O resultado representa um revés para o Palácio do Planalto e amplia a tensão na relação com o Congresso Nacional a menos de seis meses das eleições.

Aliado do presidente Luiz Inácio Lula da Silva (PT), Messias obteve 34 votos favoráveis, número sete abaixo do mínimo necessário para a aprovação. Ao todo, foram registrados 42 votos contrários à indicação.

Vozes políticas

No campo governista, o ministro da Secretaria-Geral Guilherme Boulos (PSOL) afirmou que o "Senado sai menor desse episódio lamentável".

Já o senador Flávio Bolsonaro (PL-RJ), pré-candidato ao Planalto, disse que a Casa "fez história e evitou que a esquerda e o PT aparelhassem ainda mais o Estado e a Justiça".

Outro nome da oposição, o senador Sergio Moro (PL-PR), disse que o Senado realizou uma "votação histórica".

Indicado no ano passado

O atual chefe da Advocacia-Geral da União (AGU) havia sido indicado por Lula para a vaga no STF há mais de cinco meses. Desde então, o nome enfrentava resistências, principalmente da oposição e da cúpula do Senado, com destaque para o presidente da Casa, Davi Alcolumbre (União Brasil-AP).

Mais cedo, durante a sabatina na Comissão de Constituição e Justiça (CCJ), Messias recebeu 16 votos, em uma sessão marcada por apreensão entre parlamentares governistas diante da incerteza quanto à sua aprovação no plenário.

Com o desfecho, Jorge Messias se torna o primeiro indicado ao STF rejeitado pelo Senado desde 1894, durante o governo de Floriano Peixoto, no início da nossa República.

Lula não deve indicar outro nome após Senado rejeitar Messias ao STF, dizem aliados

O presidente Luiz Inácio Lula da Silva (PT) já havia sinalizado a aliados que não indicaria outro nome caso o Senado rejeitasse sua indicação de Jorge Messias para o Supremo Tribunal Federal (STF).

O relator da indicação na Comissão de Constituição e Justiça do Senado, senador Weverton Rocha (PDT-MA), aliado do governo, afirmou na noite desta quarta-feira, 29, que Lula lhe disse que não vai mandar outro nome neste ano.

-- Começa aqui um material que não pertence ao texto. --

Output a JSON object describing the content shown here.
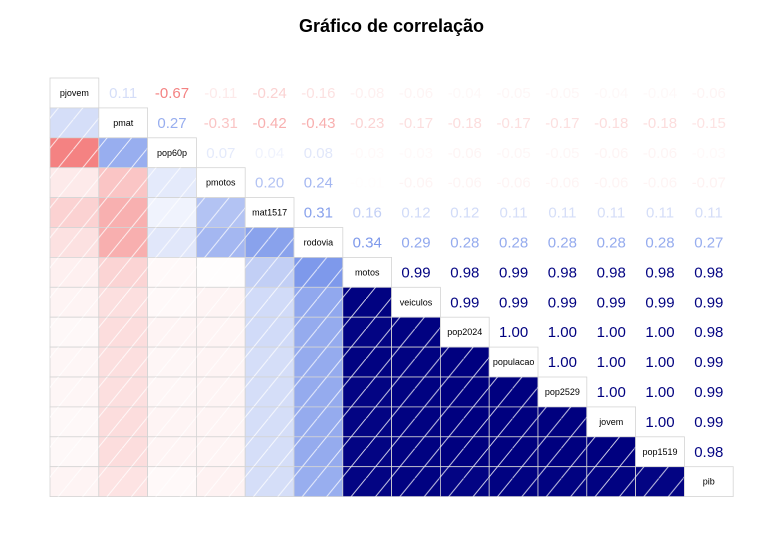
{
  "chart_data": {
    "type": "heatmap",
    "title": "Gráfico de correlação",
    "variables": [
      "pjovem",
      "pmat",
      "pop60p",
      "pmotos",
      "mat1517",
      "rodovia",
      "motos",
      "veiculos",
      "pop2024",
      "populacao",
      "pop2529",
      "jovem",
      "pop1519",
      "pib"
    ],
    "number_labels": [
      [
        "",
        "0.11",
        "-0.67",
        "-0.11",
        "-0.24",
        "-0.16",
        "-0.08",
        "-0.06",
        "-0.04",
        "-0.05",
        "-0.05",
        "-0.04",
        "-0.04",
        "-0.06"
      ],
      [
        "",
        "",
        "0.27",
        "-0.31",
        "-0.42",
        "-0.43",
        "-0.23",
        "-0.17",
        "-0.18",
        "-0.17",
        "-0.17",
        "-0.18",
        "-0.18",
        "-0.15"
      ],
      [
        "",
        "",
        "",
        "0.07",
        "0.04",
        "0.08",
        "-0.03",
        "-0.03",
        "-0.06",
        "-0.05",
        "-0.05",
        "-0.06",
        "-0.06",
        "-0.03"
      ],
      [
        "",
        "",
        "",
        "",
        "0.20",
        "0.24",
        "-0.01",
        "-0.06",
        "-0.06",
        "-0.06",
        "-0.06",
        "-0.06",
        "-0.06",
        "-0.07"
      ],
      [
        "",
        "",
        "",
        "",
        "",
        "0.31",
        "0.16",
        "0.12",
        "0.12",
        "0.11",
        "0.11",
        "0.11",
        "0.11",
        "0.11"
      ],
      [
        "",
        "",
        "",
        "",
        "",
        "",
        "0.34",
        "0.29",
        "0.28",
        "0.28",
        "0.28",
        "0.28",
        "0.28",
        "0.27"
      ],
      [
        "",
        "",
        "",
        "",
        "",
        "",
        "",
        "0.99",
        "0.98",
        "0.99",
        "0.98",
        "0.98",
        "0.98",
        "0.98"
      ],
      [
        "",
        "",
        "",
        "",
        "",
        "",
        "",
        "",
        "0.99",
        "0.99",
        "0.99",
        "0.99",
        "0.99",
        "0.99"
      ],
      [
        "",
        "",
        "",
        "",
        "",
        "",
        "",
        "",
        "",
        "1.00",
        "1.00",
        "1.00",
        "1.00",
        "0.98"
      ],
      [
        "",
        "",
        "",
        "",
        "",
        "",
        "",
        "",
        "",
        "",
        "1.00",
        "1.00",
        "1.00",
        "0.99"
      ],
      [
        "",
        "",
        "",
        "",
        "",
        "",
        "",
        "",
        "",
        "",
        "",
        "1.00",
        "1.00",
        "0.99"
      ],
      [
        "",
        "",
        "",
        "",
        "",
        "",
        "",
        "",
        "",
        "",
        "",
        "",
        "1.00",
        "0.99"
      ],
      [
        "",
        "",
        "",
        "",
        "",
        "",
        "",
        "",
        "",
        "",
        "",
        "",
        "",
        "0.98"
      ],
      [
        "",
        "",
        "",
        "",
        "",
        "",
        "",
        "",
        "",
        "",
        "",
        "",
        "",
        ""
      ]
    ],
    "lower_shading": "mirror of upper-triangle correlations, shown as colored hatched cells",
    "color_scale": {
      "negative": "#ef4444",
      "zero": "#ffffff",
      "positive": "#00007f",
      "mid_positive": "#4169e1"
    },
    "grid": true,
    "legend": "none"
  }
}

Com isso, a indicação ficaria para o próximo mandato.

A rejeição do nome de Messias, fato inédito desde 1894, quando o Senado desaprovou cinco indicações feitas pelo então presidente Floriano Peixoto, é considerada por aliados uma derrota maiúscula de Lula e uma humilhação da articulação política, comandada há menos de um mês pelo ministro José Guimarães, ex-líder do governo na Câmara.